Dalam konfrensi pers yang digelar Kanwil Bea Cukai Jateng DIY dan Polda DIY, di Kantor Bea Cukai Yogyakarta, Selasa (08/07/2025), diketahui bahwa pada Minggu, 22 Juni 2025, petugas Bea
Cukai Yogyakarta mencurigai barang dibawa seorang penumpang yang tiba dari Malaysia dengan penerbangan AirAsia AK 346 rute Kuala Lumpur- YIA.

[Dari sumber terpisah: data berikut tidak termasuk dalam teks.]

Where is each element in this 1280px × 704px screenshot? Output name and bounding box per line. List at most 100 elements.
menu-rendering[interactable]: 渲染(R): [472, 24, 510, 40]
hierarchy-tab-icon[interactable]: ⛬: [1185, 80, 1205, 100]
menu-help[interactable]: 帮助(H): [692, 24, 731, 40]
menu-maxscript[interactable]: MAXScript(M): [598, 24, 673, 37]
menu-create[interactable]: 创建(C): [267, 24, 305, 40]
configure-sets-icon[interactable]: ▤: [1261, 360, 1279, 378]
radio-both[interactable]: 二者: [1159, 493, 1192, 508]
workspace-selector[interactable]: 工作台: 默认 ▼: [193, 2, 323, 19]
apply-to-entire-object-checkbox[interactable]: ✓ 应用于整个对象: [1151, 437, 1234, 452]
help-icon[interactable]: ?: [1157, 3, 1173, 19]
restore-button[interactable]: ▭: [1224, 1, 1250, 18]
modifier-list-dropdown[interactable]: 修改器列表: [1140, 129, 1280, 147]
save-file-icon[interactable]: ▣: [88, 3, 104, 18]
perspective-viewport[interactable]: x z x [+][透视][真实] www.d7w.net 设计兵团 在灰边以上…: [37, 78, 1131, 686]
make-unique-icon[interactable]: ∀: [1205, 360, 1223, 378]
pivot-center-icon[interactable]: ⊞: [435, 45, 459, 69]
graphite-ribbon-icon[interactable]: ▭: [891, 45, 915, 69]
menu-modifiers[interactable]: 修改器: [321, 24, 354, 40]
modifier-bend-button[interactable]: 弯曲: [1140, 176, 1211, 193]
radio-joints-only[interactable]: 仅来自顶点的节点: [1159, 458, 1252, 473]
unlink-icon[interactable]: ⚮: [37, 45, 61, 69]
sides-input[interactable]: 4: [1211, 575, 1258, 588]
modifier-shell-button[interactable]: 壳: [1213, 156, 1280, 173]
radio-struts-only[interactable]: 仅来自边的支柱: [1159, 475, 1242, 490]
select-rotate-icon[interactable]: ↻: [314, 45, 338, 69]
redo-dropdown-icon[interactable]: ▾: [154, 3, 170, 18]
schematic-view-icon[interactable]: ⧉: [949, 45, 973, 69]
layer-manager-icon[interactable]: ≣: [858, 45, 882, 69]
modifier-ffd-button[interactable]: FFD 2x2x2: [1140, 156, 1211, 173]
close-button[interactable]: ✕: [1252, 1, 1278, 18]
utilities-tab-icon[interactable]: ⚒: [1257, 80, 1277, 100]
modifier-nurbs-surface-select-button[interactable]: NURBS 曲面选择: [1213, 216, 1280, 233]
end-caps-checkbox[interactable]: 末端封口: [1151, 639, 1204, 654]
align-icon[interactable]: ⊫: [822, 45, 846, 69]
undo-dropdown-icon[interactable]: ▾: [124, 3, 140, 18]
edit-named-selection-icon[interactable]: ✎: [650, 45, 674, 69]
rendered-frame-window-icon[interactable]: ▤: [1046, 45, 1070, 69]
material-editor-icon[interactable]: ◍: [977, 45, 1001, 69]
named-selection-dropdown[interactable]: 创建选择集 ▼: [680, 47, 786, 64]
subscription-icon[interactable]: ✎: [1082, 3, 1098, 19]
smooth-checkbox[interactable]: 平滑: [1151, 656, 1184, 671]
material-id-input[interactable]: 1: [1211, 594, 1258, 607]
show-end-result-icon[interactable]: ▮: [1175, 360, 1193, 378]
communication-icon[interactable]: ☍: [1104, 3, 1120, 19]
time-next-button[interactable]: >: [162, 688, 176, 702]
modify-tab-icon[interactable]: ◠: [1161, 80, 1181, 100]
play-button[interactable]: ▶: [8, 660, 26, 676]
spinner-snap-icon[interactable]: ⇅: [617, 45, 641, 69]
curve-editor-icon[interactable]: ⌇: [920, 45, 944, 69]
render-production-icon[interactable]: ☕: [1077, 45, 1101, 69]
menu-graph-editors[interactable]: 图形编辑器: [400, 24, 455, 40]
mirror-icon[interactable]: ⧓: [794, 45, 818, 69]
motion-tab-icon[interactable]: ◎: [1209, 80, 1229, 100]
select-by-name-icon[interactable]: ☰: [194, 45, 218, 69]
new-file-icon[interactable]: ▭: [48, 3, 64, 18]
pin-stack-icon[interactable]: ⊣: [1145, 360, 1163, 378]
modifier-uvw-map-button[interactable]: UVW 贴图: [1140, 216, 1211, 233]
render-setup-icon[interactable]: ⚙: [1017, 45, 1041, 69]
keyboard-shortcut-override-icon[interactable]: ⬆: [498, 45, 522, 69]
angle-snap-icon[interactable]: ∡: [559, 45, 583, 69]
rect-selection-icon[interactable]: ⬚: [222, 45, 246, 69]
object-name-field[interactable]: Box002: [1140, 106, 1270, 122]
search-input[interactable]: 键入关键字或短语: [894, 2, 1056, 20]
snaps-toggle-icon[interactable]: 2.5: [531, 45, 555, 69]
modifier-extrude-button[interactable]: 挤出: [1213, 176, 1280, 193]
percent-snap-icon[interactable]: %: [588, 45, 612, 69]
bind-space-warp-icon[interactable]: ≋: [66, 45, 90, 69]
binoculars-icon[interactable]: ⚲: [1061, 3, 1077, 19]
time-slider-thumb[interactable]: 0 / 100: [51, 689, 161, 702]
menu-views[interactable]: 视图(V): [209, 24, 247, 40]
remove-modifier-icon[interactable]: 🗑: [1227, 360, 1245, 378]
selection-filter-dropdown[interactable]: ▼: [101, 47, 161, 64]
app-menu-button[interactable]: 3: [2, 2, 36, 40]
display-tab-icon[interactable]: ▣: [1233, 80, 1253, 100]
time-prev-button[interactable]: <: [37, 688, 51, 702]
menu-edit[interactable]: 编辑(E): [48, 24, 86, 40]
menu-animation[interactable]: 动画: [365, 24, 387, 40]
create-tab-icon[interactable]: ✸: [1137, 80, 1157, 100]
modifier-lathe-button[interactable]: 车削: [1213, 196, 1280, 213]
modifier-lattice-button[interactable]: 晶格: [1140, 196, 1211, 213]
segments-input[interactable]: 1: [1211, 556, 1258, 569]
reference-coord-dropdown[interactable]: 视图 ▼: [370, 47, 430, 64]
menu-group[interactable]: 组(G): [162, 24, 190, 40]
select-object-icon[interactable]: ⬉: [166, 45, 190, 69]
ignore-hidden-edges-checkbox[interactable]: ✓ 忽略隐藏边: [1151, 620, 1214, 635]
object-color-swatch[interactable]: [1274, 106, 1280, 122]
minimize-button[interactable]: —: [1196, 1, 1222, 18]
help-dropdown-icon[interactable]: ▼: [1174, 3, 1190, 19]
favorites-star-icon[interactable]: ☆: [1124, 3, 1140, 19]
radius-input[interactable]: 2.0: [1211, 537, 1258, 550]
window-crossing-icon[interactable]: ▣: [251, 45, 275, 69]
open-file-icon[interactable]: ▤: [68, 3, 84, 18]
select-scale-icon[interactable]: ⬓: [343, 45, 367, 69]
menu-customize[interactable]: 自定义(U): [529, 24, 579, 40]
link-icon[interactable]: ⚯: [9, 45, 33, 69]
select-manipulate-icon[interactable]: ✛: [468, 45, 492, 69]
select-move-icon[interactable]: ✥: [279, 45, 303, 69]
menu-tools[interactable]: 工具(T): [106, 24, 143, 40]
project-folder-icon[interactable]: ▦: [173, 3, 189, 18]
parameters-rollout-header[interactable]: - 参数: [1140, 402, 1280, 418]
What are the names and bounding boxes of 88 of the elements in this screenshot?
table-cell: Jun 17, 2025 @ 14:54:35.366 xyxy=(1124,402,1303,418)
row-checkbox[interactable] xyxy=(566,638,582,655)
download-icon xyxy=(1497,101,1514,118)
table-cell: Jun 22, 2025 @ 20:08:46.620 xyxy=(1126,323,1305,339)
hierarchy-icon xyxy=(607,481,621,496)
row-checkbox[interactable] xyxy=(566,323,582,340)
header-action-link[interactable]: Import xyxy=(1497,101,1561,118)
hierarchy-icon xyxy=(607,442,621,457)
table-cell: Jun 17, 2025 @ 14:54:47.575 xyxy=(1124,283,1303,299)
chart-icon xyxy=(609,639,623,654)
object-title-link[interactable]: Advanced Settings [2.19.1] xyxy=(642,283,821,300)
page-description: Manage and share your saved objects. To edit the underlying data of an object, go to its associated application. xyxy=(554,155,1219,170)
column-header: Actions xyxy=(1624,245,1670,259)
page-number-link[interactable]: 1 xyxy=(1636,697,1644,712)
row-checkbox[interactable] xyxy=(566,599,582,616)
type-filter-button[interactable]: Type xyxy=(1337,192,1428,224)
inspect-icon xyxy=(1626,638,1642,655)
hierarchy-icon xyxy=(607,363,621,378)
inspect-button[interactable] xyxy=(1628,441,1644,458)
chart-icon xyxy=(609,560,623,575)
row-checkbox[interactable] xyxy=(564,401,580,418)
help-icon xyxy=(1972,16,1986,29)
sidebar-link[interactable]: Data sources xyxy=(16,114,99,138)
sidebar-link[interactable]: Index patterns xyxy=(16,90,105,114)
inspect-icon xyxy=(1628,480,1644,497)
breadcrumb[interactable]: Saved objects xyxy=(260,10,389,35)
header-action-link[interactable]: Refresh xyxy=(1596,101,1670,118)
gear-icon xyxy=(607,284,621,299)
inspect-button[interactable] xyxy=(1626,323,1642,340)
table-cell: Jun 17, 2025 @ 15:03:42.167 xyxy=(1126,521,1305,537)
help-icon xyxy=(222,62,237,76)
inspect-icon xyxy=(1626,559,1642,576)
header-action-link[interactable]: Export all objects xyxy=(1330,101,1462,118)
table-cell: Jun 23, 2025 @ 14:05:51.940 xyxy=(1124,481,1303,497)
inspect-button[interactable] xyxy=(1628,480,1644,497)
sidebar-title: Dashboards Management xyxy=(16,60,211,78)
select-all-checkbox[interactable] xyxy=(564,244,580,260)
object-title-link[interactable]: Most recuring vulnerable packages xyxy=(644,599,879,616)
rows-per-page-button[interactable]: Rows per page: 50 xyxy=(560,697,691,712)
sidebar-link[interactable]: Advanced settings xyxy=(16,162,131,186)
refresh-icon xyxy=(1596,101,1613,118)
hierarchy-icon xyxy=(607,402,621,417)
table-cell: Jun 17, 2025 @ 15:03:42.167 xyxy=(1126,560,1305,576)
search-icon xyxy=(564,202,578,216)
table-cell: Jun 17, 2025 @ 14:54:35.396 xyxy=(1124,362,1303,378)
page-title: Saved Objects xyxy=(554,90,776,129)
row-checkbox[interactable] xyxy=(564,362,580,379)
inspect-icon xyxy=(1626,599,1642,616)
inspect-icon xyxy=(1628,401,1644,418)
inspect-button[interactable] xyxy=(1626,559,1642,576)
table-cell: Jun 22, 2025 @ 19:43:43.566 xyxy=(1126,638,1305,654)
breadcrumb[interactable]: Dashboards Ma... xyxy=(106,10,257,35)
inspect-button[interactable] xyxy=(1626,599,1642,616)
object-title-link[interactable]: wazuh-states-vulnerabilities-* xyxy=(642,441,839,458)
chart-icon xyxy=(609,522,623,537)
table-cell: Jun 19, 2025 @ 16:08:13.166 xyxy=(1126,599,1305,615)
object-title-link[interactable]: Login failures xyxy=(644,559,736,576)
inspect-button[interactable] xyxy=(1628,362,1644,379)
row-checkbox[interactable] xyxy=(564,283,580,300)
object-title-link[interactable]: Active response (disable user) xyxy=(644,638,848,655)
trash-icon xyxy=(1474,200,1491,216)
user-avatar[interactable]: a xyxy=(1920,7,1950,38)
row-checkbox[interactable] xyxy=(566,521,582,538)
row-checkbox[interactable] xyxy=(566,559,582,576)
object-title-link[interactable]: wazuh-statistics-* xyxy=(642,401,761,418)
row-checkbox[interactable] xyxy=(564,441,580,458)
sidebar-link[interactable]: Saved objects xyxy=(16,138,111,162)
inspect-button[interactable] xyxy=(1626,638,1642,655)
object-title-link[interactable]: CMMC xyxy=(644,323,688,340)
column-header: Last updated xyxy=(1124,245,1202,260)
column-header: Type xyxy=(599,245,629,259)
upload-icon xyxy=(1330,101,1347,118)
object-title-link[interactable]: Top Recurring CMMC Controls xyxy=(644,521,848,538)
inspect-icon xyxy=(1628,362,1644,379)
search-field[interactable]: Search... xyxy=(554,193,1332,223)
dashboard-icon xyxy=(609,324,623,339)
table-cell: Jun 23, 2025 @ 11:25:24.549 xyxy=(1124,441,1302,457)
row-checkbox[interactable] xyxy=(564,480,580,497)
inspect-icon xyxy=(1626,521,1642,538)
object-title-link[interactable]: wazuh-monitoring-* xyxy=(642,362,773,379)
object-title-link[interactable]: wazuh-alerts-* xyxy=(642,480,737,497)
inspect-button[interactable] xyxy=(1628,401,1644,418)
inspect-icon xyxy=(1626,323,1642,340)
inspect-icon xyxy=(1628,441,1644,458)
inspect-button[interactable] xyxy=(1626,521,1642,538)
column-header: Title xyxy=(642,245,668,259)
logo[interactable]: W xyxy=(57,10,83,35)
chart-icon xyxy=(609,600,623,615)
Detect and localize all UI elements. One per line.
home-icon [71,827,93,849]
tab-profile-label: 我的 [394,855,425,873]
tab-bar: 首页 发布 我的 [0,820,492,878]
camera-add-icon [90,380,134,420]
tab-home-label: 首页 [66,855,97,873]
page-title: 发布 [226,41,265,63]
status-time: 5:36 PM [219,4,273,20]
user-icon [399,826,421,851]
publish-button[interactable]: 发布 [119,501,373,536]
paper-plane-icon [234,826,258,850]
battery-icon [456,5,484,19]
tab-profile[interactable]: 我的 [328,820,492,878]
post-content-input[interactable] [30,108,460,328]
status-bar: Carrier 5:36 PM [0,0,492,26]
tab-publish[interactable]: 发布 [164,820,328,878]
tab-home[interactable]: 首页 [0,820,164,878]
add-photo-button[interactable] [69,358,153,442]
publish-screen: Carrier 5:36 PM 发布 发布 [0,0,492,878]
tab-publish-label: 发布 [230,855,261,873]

Berdasarkan hasil analisis intelijen, pemeriksaan K9 "Billy" dan pemeriksaan xray, ditemukan 10 paket tisu basan yang diduga kuat mengandung narkotika jenis methamphetamine dengan berat total 9.540,8 gram di koper milik AP (27 tahun), WNI, alamat: Sukoharjo, Pringsewu, Lampung.
Disampaikan Kepala Kanwil Bea Cukai Jateng DIY, Imik Eko Putro, atas temuan ini, petugas Bea Cukai Yogyakarta dan Kanwil Bea Cukai Jateng DIY segera melakukan wawancara singkat dengan AP. Dari keterangan AP, didapatkan informasi bahwa ada seseorang yang memerintahkan pelaku untuk membawa paket tersebut keluar dan menyerahkannya kepada seseorang di area penjemputan.
“Bea Cukai lantas berkoordinasi dengan Ditresnarkoba Polda DIY, Angkasa Pura, dan Avsec Bandara YIA untuk melakukan controlled delivery kepada penerima di area penjemputan,” terang Emik.
Dari operasi ini berhasil diamankan MNF (29), seorang WNA Malaysia, yang juga satu pesawat dengan AP dan bertindak sebagai penjemput dan "checker", di area lobi luar terminal kedatangan.
Ditambahkan Direktur Resnarkoba Polda DIY Kombes Pol Roedy Yoelianto, sosok MNF tersebut WNA Malaysia namun memiliki istri asal Sambek Wonosobo, Jateng, sehingga alamatnya di Indonesia di Wonosobo.
“Keduanya terbang dari Malaysia ke YIA dalam satu pesawat, namun mereka tidak saling kenal dan pergerakan mereka sesuai perintah dari inisial P (DPO) Warga Negara Malaysia,” papar Yoelianto.
Dikatakan, penggunaan media tisu basah ini memang merupakan modus baru peredaran Narkotika jenis Sabu, dan dengan temuan ini, bisa diselamatkan 38.163 anak bangsa, dengan asumsi 1 gram sabu digunakan 4 orang. Aekaligus berkontribusi pada potensi penghematan biaya rehabilitasi hingga Rp 48 miliar.